By Azai, in Star Wars: Edge of the Empire RPG

I'm trying to find it in the book but I am having a hard time. When you drop below your wound threshold you can a critical injury. But after that what happens? Do you stay knocked out until someone heals you? Do you reset back to your max wound threshold? And additionally if you are hit by any attack do you automatically suffer a critical injury?

1) Quick clarification: you count UP to your WT. The Threshold is a Threshold, not a "max hp." Doing this will make the mechanics easier to understand.

2) When you accumulate enough wounds to exceed your threshold (for example, your WT is 12, and you've got 13+ wounds), you are knocked out AND you receive an automatic critical injury. You continue counting wounds up to double your wound threshold. You don't keep counting damage after this. Any attacks against you would be handled narratively, and might cause crits, which could put you in a much more dire state than simply being incapacitated ;)

3) Damage done to you while you are unconscious/incapacitated doesn't necessarily cause an auto-crit (like that's not what the rules prescribe), but I would say that GMs certainly have latitude to apply a crit when it makes sense.

4) You do indeed stay incapacitated until you receive healing to put your wounds at a number equal to, or below, your WT.

pg 216 Edge of Empire :

"When wounds exceed a Character's wound threshold, the character should track how many wounds he's exceeded the threshold by, to a maximum of twice the wound threshold. He must heal wounds until his wounds are below his wound threshold before he is no longer incapacitated."

Also

"A Critical Injury is often a result of a critical hit from an attack during combat, but characters can also suffer them from exceeding their wound threshold, or through other means".

Thank you both.

Part of this was I was thinking of scenes where someone walked up to a character that was out and shot them in the head, essentially that is death to me. But I was also confused on how easy it is to kill players.

Character death can happen "accidentally," either through accumulating too many critical injuries or through an (un)lucky roll with a Vicious weapon or some combination thereof. In my opinion, character death should only happen when it's important to the story. The GM and players are crafting a story, and sometimes characters die to advance that story. That's OK, so long as it drives the story forward and doesn't "punish" a player.

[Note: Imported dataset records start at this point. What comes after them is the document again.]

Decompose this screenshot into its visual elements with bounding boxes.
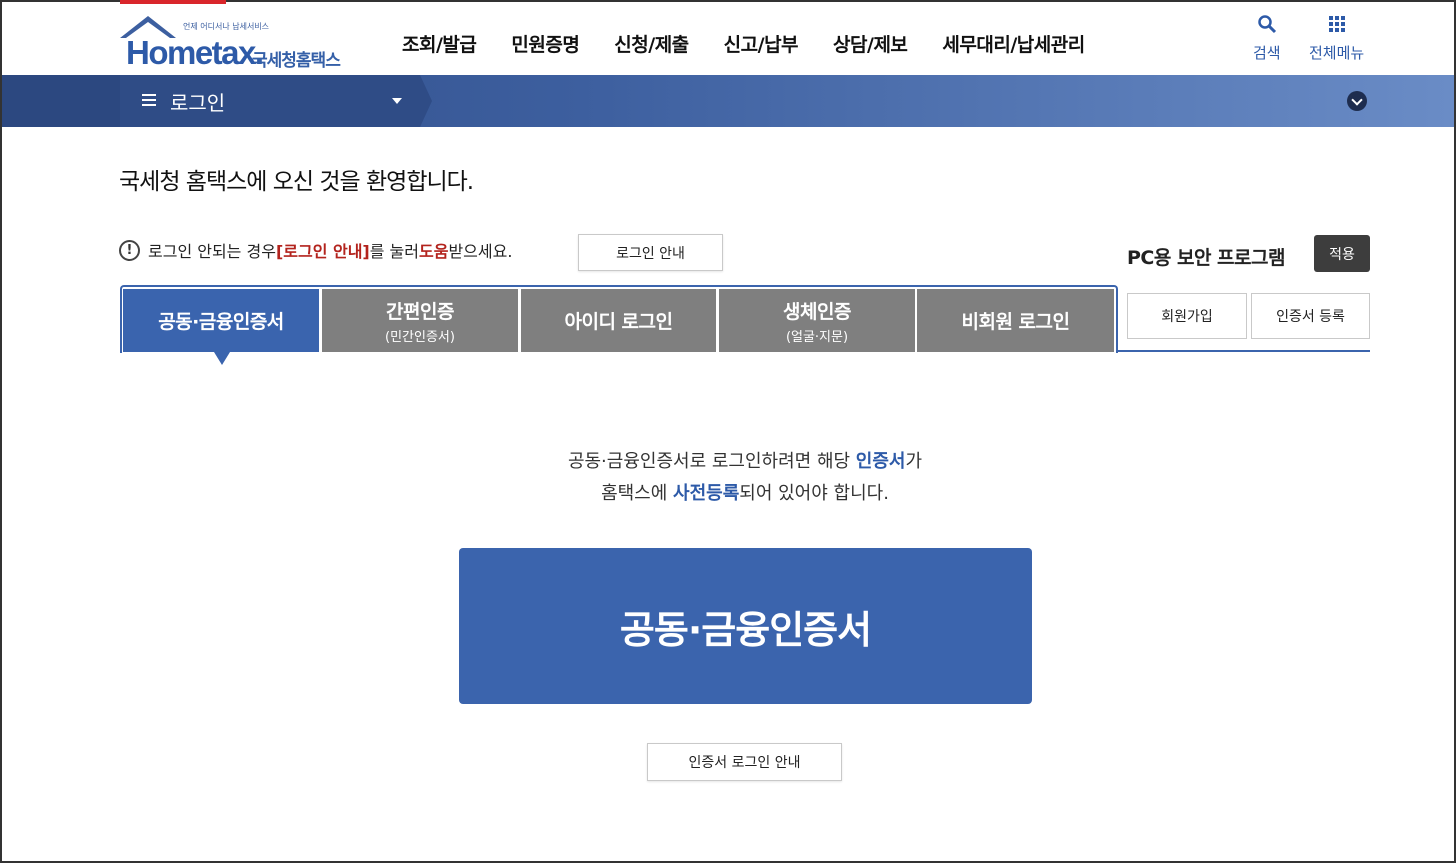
chevron-down-icon[interactable]	[1347, 91, 1367, 111]
login-guide-button[interactable]: 로그인 안내	[578, 234, 723, 271]
tab-joint-cert[interactable]: 공동·금융인증서	[123, 289, 319, 352]
info-emphasis: 인증서	[855, 451, 906, 472]
tab-id-login[interactable]: 아이디 로그인	[521, 289, 716, 352]
tab-sublabel: (얼굴·지문)	[785, 329, 849, 345]
all-menu-button[interactable]: 전체메뉴	[1309, 14, 1364, 63]
tab-label: 아이디 로그인	[564, 311, 674, 333]
info-emphasis: 사전등록	[673, 483, 740, 504]
cert-login-guide-button[interactable]: 인증서 로그인 안내	[647, 743, 842, 781]
apply-button[interactable]: 적용	[1314, 235, 1370, 272]
logo-korean-name: 국세청홈택스	[252, 51, 341, 71]
tab-simple-auth[interactable]: 간편인증 (민간인증서)	[322, 289, 518, 352]
location-title: 로그인	[170, 91, 226, 115]
window-frame	[0, 0, 1456, 863]
warning-icon: !	[119, 239, 140, 261]
search-button[interactable]: 검색	[1253, 14, 1281, 63]
active-tab-pointer	[214, 352, 230, 365]
caret-down-icon[interactable]	[392, 98, 402, 104]
joint-cert-login-button[interactable]: 공동·금융인증서	[459, 548, 1032, 704]
gnb-item-filing[interactable]: 신고/납부	[724, 30, 799, 57]
cert-info-text: 공동·금융인증서로 로그인하려면 해당 인증서가 홈택스에 사전등록되어 있어야…	[440, 446, 1050, 510]
register-cert-button[interactable]: 인증서 등록	[1251, 293, 1370, 339]
location-bar: 로그인	[2, 75, 1454, 127]
notice-text-mid: 를 눌러	[369, 242, 419, 261]
search-icon	[1258, 15, 1276, 34]
tab-guest-login[interactable]: 비회원 로그인	[917, 289, 1114, 352]
gnb-item-application[interactable]: 신청/제출	[614, 30, 689, 57]
hometax-logo[interactable]: 언제 어디서나 납세서비스 Hometax. 국세청홈택스	[118, 12, 358, 72]
notice-text-pre: 로그인 안되는 경우	[148, 242, 276, 261]
login-notice: ! 로그인 안되는 경우 [로그인 안내] 를 눌러 도움 받으세요.	[119, 238, 512, 262]
tab-sublabel: (민간인증서)	[385, 329, 455, 345]
notice-text-post: 받으세요.	[448, 242, 513, 261]
tab-biometric[interactable]: 생체인증 (얼굴·지문)	[719, 289, 915, 352]
location-dropdown[interactable]	[120, 75, 432, 127]
welcome-heading: 국세청 홈택스에 오신 것을 환영합니다.	[119, 169, 474, 195]
gnb-item-certificates[interactable]: 민원증명	[511, 30, 579, 57]
logo-wordmark: Hometax.	[126, 34, 264, 71]
accent-strip	[120, 0, 226, 4]
security-program-label: PC용 보안 프로그램	[1127, 247, 1285, 269]
notice-link-text: [로그인 안내]	[275, 242, 370, 261]
tab-label: 비회원 로그인	[961, 311, 1071, 333]
notice-help-text: 도움	[418, 242, 449, 261]
info-text: 가	[905, 451, 923, 472]
info-text: 공동·금융인증서로 로그인하려면 해당	[567, 451, 856, 472]
info-text: 되어 있어야 합니다.	[739, 483, 889, 504]
tab-label: 공동·금융인증서	[158, 311, 284, 333]
grid-icon	[1328, 16, 1345, 32]
tab-label: 간편인증	[386, 300, 454, 323]
join-button[interactable]: 회원가입	[1127, 293, 1247, 339]
all-menu-label: 전체메뉴	[1309, 44, 1365, 62]
search-label: 검색	[1253, 44, 1281, 62]
location-bar-left	[2, 75, 120, 127]
gnb-item-tax-agent[interactable]: 세무대리/납세관리	[942, 30, 1085, 57]
gnb-item-inquiry[interactable]: 조회/발급	[402, 30, 477, 57]
tab-label: 생체인증	[783, 300, 851, 323]
hamburger-icon[interactable]	[142, 94, 156, 106]
tab-underline	[1117, 350, 1370, 352]
info-text: 홈택스에	[601, 483, 674, 504]
logo-tagline: 언제 어디서나 납세서비스	[183, 22, 270, 31]
global-nav: 조회/발급 민원증명 신청/제출 신고/납부 상담/제보 세무대리/납세관리	[402, 30, 1120, 57]
gnb-item-consulting[interactable]: 상담/제보	[833, 30, 908, 57]
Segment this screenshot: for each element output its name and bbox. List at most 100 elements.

The only "accidental" death that can happen mechanically is getting a 141+ on the crit table. And even that might not kill you if the GM allows you a Destiny flip to delay death (which he should, IMO).

As Snuffy rightly says, character death should fit a narrative purpose that is agreed to by both the GM and the player. It should never happen merely due to bad rolls. That's not in the spirit of Star Wars.

Edited by ShadoWarrior

Not sure I agree with that Snuffy.

The sentiment is nice, but I have a slightly different take on it. PC's should die as a result of their choices. If the dice are just against you, I'm fine fudging it to keep the player characters alive, but I wouldn't try to insulate them against their stupid decisions or reckless actions.

EDIT: GM needing to keep in mind what the player's/characters know isn't the same as what he knows about things.

Edited by Spatula Of Doom

If the players are being stupid, they are driving the story. Not fickle dice. Players should never be absolved of the consequences of their actions. The FFG dice system can also drive a story, but it shouldn't be the sole determining factor as to whether a character lives or dies.

But if the dice are running against a player and that player continues to stand and fight when prudence might dictate a retreat, if he gets killed (or merely mangled) is on his head. Unless he's being heroic and standing firm to save others, of course.

Edited by ShadoWarrior
11 minutes ago, ShadoWarrior said:

Unless he's being heroic and standing firm to save others, of course.

"Hold the door!!!"

9 minutes ago, Randy G said:

"Hold the door!!!"

"Frell that! You hold it! You don't pay me enough for this poodoo. I'm outta here!"

I'm trying to imagine my character doing a heroic last stand to protect his allies.

All I'm getting is Juggo shooting one of his allies in the back of the knee so he can outrun him.

Guess that's why Juggo doesn't have many friends.